Analysis of chaotic dynamical systems with autoencoders
N. Almazova, G. D. Barmparis, G. P. Tsironis
TL;DR
The paper addresses extracting minimal, information-rich representations of chaotic time series using chaotic autoencoders with an $\alpha$-guided sparse latent space. By combining delay-coordinate embedding with a symmetric encoder/decoder and optimizing a loss $L = \text{MSE} + \alpha |h(x)|$, the authors identify latent dimensions that faithfully capture dynamics, as evidenced by $LLE$ values closely matching those of the original systems. Tested on Rössler, Lorenz63, and Lorenz96, the approach reveals latent-space sizes that are typically smaller than the embedding dimension and demonstrates robust dynamical fidelity across varying input window lengths $W$. The work provides a data-driven, unsupervised method to quantify dynamical complexity and offers a practical path to reduced representations of chaotic systems while preserving essential chaotic characteristics.
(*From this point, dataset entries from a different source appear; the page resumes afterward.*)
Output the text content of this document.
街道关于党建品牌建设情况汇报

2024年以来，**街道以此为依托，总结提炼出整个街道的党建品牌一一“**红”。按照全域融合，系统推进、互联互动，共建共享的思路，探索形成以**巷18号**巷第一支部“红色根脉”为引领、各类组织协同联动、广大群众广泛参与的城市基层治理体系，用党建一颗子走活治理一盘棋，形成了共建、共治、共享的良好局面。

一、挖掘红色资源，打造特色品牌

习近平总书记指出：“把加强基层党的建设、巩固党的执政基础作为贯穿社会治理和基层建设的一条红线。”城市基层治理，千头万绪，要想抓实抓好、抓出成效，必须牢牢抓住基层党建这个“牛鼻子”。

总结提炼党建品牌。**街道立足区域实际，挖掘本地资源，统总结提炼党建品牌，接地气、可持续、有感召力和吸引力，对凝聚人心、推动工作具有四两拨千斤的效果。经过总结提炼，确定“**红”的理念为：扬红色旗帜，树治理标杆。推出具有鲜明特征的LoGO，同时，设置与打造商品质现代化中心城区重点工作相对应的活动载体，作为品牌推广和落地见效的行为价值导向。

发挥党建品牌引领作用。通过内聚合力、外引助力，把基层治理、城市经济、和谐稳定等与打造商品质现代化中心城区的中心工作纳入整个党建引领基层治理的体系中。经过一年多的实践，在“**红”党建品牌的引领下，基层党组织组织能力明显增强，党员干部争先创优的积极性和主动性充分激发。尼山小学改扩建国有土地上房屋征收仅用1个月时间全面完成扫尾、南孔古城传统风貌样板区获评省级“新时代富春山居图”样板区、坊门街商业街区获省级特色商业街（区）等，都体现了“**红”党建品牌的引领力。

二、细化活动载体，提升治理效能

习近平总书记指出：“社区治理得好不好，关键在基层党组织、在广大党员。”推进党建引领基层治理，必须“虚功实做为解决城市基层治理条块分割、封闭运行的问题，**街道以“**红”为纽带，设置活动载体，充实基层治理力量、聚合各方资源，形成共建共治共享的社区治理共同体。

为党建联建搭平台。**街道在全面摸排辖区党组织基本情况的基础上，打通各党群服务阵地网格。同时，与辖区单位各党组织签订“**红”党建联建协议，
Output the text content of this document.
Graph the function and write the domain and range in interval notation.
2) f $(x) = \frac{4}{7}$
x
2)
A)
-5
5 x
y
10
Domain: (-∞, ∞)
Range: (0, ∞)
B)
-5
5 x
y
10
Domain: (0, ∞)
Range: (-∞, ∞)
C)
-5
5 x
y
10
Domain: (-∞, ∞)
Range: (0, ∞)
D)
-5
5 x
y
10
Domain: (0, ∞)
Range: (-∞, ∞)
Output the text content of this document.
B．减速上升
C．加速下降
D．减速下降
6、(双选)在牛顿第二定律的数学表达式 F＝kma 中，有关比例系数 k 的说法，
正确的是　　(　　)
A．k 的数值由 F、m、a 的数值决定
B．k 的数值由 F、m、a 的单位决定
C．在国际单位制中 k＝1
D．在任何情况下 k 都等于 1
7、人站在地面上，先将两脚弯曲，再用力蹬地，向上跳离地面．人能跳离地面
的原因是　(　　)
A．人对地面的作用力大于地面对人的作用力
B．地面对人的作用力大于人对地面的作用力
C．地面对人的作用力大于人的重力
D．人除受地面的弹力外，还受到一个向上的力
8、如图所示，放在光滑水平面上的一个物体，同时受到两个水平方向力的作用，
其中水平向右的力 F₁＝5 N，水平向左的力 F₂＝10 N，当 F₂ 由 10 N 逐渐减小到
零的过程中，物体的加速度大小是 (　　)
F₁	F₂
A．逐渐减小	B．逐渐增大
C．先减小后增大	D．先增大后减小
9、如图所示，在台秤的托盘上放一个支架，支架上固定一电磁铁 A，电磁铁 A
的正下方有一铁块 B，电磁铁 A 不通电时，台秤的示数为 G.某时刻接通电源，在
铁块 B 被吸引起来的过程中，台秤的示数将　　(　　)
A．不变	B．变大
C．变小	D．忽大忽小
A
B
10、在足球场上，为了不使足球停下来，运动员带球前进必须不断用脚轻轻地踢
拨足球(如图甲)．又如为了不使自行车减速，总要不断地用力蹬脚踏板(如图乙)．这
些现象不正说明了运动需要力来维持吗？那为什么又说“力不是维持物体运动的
This has potential implications for efficient modeling, analysis, and interpretation of complex dynamical processes in physics and beyond.
Abstract
We focus on chaotic dynamical systems and analyze their time series with the use of autoencoders, i.e., configurations of neural networks that map identical output to input. This analysis results in the determination of the latent space dimension of each system and thus determines the minimal number of nodes necessary to capture the essential information contained in the chaotic time series. The constructed chaotic autoencoders generate similar maximal Lyapunov exponents as the original chaotic systems and thus encompass their essential dynamical information.